Pour leur part, les autorités russes n’ont pas agi activement pour empêcher les funérailles, mais leur pression s’est néanmoins fait sentir. Dans la matinée, les responsables de la morgue ont retardé la livraison du corps et les collaborateurs de Navalny ont eu toutes les peines à trouver un corbillard, car «tous les chauffeurs reçoivent des menaces anonymes de ne pas transporter le corps». La police a également bouclé le secteur de l’église et patrouillé en permanence, procédant à des arrestations. L’association Ovd-info, qui surveille la répression politique dans la Fédération, a rapporté que 22 personnes ont été empêchées de quitter leur domicile pour se rendre à la cérémonie, tandis que sept autres ont été arrêtées à Voronej, une ville située à 500 kilomètres au sud de Moscou, alors qu’elles s’apprêtaient à partir pour la capitale. Dix-sept autres citoyens russes se sont retrouvés menottés à Novossibirsk. Au total, 56 personnes ont été arrêtées dans 13 centres urbains. Le porte-parole du tsar, Dmitri Peskov, a également déclaré que «le Kremlin n’a rien à dire à la famille de Navalny le jour de ses funérailles», soulignant que tout rassemblement illégal en sa mémoire serait puni conformément à la loi. Selon des témoins présents sur place, la foule massée devant l’église a fait tomber les barrières à l’issue de la cérémonie pour suivre le cortège d’Alexeï Navalny.
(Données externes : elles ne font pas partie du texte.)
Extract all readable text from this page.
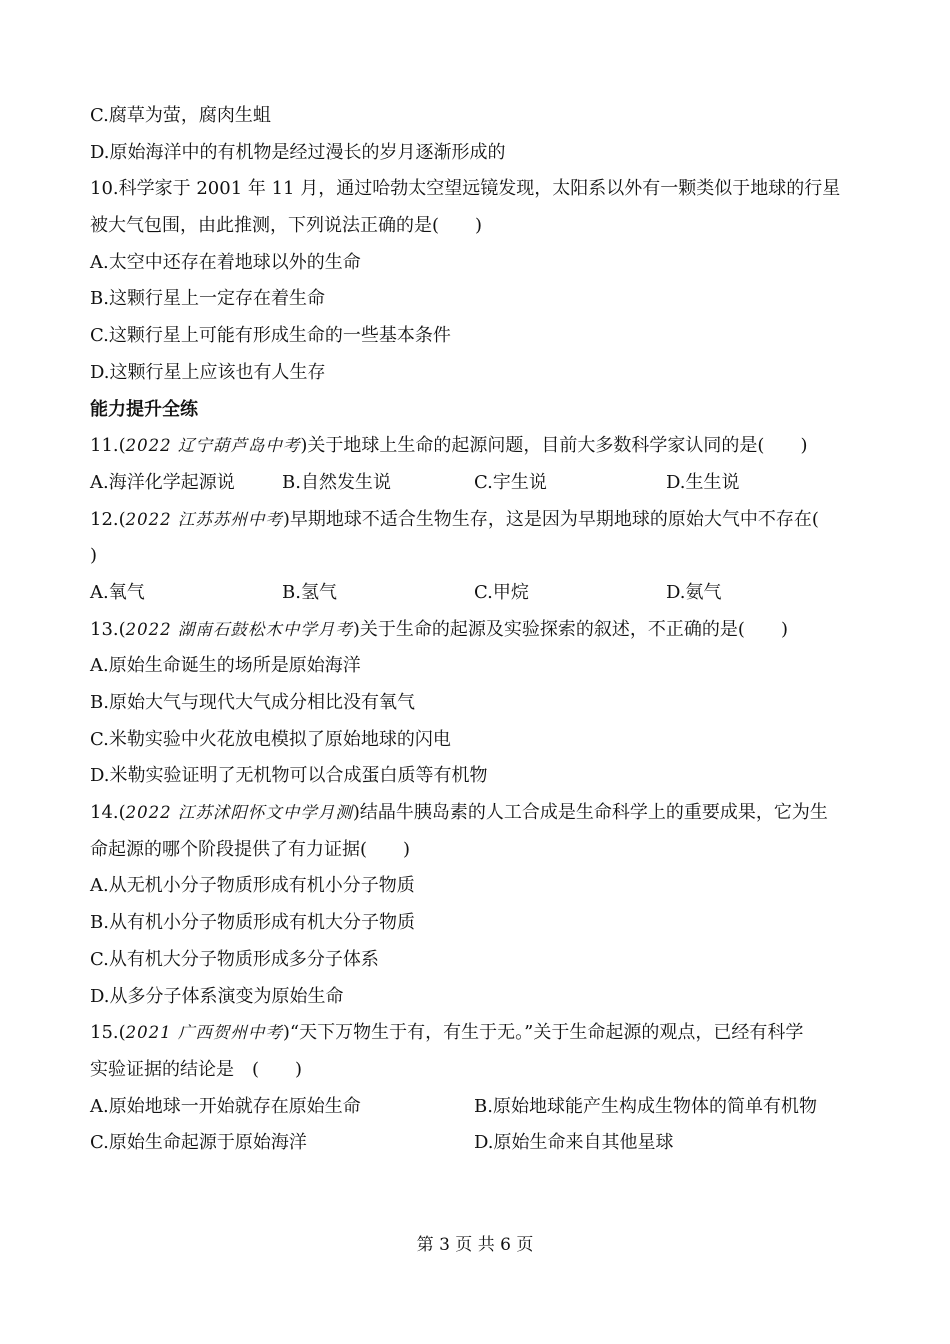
C.腐草为萤，腐肉生蛆
D.原始海洋中的有机物是经过漫长的岁月逐渐形成的
10.科学家于 2001 年 11 月，通过哈勃太空望远镜发现，太阳系以外有一颗类似于地球的行星
被大气包围，由此推测，下列说法正确的是(　　)
A.太空中还存在着地球以外的生命
B.这颗行星上一定存在着生命
C.这颗行星上可能有形成生命的一些基本条件
D.这颗行星上应该也有人生存
能力提升全练
11.(2022 辽宁葫芦岛中考)关于地球上生命的起源问题，目前大多数科学家认同的是(　　)
A.海洋化学起源说	B.自然发生说	C.宇生说	D.生生说
12.(2022 江苏苏州中考)早期地球不适合生物生存，这是因为早期地球的原始大气中不存在(
)
A.氧气	B.氢气	C.甲烷	D.氨气
13.(2022 湖南石鼓松木中学月考)关于生命的起源及实验探索的叙述，不正确的是(　　)
A.原始生命诞生的场所是原始海洋
B.原始大气与现代大气成分相比没有氧气
C.米勒实验中火花放电模拟了原始地球的闪电
D.米勒实验证明了无机物可以合成蛋白质等有机物
14.(2022 江苏沭阳怀文中学月测)结晶牛胰岛素的人工合成是生命科学上的重要成果，它为生
命起源的哪个阶段提供了有力证据(　　)
A.从无机小分子物质形成有机小分子物质
B.从有机小分子物质形成有机大分子物质
C.从有机大分子物质形成多分子体系
D.从多分子体系演变为原始生命
15.(2021 广西贺州中考)“天下万物生于有，有生于无。”关于生命起源的观点，已经有科学
实验证据的结论是　(　　)
A.原始地球一开始就存在原始生命	B.原始地球能产生构成生物体的简单有机物
C.原始生命起源于原始海洋	D.原始生命来自其他星球
第 3 页 共 6 页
Les collaborateurs de Navalny ont également signalé des problèmes de connexion Internet dans le quartier de l’église, ce qui a rendu difficile la retransmission en direct des funérailles. La chaine CNN a également rapporté que le flux vidéo de son équipe couvrant l’événement semblait être bloqué. Leonid Volkov a également expliqué que le rite avait été raccourci par des ordres venus d’en haut. «Ils ont fait pression sur le curé de l’église, le père Anatoly Rodionov, et ont exigé que le service funéraire ait lieu le plus rapidement possible afin que personne n’arrive», a-t-il déclaré, citant l’ancien rédacteur en chef du magazine du Patriarcat de Moscou, Sergueï Chapnine, selon lequel ce sont précisément les dirigeants de l’Église orthodoxe russe, alignés sur Poutine, qui ont ordonné que «tout soit écourté autant que possible». Comme le veut la coutume orthodoxe, le corps de l’opposant a été exposé durant la cérémonie à Moscou.